Video Transcript: Housing as a Social Determinant of Health
Use code category Z59 to screen and document factors related to housing as a social determinant of health.
Category Z59 describes issues involving both housing and economic circumstances like:
- Homelessness
- Inadequate housing
- Housing instability
- Discord with neighbors, lodgers, and landlord
- Problems related to living in residential institutions
- Lack of adequate food and food insecurity
- Extreme poverty, low income, or insufficient social insurance and welfare support
Screening for homelessness is difficult. Directly asking “Are you homeless?” typically doesn’t identify homelessness.
- People often don’t identify themselves as homeless because of stigma, shame, or perceptions of what a home is
- Some people provide a home address that belongs to a friend, relative, shelter, church, or previous residence
- People also move between places
- Bad past experiences prevent some people from disclosing homelessness for fear of being treated poorly
So why screen for homelessness and other social determinants of health?
Screening patients for social determinants of health can help you assess community needs.

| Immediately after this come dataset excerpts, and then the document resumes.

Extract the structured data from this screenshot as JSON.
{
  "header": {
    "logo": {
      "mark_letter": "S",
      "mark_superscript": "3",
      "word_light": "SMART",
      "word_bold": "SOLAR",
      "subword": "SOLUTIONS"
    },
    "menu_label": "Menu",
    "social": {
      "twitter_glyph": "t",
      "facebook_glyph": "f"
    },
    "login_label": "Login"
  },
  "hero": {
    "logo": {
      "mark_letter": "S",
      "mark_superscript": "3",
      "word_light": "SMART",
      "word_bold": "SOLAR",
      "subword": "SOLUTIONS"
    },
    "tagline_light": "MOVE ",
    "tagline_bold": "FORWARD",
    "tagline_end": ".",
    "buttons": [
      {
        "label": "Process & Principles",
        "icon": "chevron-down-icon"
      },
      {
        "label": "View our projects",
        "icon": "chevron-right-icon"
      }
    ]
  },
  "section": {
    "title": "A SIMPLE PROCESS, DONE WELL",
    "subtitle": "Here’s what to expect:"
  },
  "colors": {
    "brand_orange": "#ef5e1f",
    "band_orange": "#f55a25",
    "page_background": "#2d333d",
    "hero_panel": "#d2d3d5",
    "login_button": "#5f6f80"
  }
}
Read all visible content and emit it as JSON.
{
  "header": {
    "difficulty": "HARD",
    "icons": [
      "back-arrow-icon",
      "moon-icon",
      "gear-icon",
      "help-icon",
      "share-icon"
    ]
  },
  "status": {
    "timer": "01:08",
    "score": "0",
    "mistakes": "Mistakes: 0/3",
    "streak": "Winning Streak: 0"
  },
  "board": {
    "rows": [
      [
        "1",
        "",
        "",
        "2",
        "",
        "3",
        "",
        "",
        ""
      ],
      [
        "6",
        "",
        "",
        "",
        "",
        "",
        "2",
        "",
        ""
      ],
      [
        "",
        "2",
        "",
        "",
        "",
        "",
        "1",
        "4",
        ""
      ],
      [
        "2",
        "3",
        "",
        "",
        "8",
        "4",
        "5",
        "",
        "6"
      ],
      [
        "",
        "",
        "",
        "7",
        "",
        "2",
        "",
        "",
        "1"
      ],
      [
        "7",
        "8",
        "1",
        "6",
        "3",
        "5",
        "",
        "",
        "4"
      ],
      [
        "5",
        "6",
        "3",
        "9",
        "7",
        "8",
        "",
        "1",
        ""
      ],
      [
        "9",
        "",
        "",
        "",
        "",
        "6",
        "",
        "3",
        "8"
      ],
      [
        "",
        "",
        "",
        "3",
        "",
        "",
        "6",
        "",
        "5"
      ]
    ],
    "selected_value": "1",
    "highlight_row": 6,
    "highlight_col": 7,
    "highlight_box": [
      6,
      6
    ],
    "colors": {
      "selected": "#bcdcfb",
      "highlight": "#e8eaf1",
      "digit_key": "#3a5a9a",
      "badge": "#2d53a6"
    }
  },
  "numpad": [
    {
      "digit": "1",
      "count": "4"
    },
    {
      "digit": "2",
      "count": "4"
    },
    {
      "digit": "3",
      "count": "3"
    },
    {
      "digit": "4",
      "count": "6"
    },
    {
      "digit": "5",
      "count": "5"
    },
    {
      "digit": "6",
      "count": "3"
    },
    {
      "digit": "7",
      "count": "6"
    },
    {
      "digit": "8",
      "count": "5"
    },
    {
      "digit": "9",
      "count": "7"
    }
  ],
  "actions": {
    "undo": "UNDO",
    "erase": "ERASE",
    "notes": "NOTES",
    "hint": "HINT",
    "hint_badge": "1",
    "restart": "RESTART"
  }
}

For example, screening can support:
- Initiatives to explore costs or service use
- Advocacy for resources
- Referrals to community resources
- And eventually, alternative payment methods
There’s no common way to screen for homelessness in health care settings.
Some facilities ask a short series of questions about a patient’s living situation.
Other facilities have a more formal procedure.
Consider when to ask your patients about housing during a visit and how to document the information in your electronic health record (or EHR).
Think about how you’ll use the information you collect about homelessness. You may want your EHR to flag homelessness for medical providers or trigger referrals to case managers or social workers.
You should also consider adding homelessness to the patient problem list and entering the relevant Z59 code with other clinical information. It may also mean adding a searchable “no fixed address” or “homeless” option to your EHR.
Train your staff to ask questions about housing status and to sensitively respond to answers. Continuous trainings and reminders help reinforce positive interactions with homeless patients and consistent use of coding strategies.
Many private and public initiatives at local, state, and national levels focus on homelessness.
Each community approaches the issue differently, but many rely on partnerships between health and housing providers.
- Supportive Housing: This is safe, affordable, and community-based housing that provides tenants with the rights of tenancy and links to voluntary and flexible supports and services.
- Medical Respite Care: This is acute and post-acute medical care for people who are homeless and too ill or frail to recover from illness or injury on the streets or in a shelter, but not ill enough for a hospital.
- Superutilizer or frequent user initiatives: This is targeted outreach and services delivered to homeless patients who frequently use hospital emergency services. Services try to find regular primary care for patients, improve patient navigation skills, and help patients get housing and other resources.
- Health Homes: This is a Medicaid state plan option that provides a comprehensive system of care coordination for Medicaid patients with chronic conditions. Health home providers coordinate primary, acute, behavioral health, and long-term services and try to treat the whole person.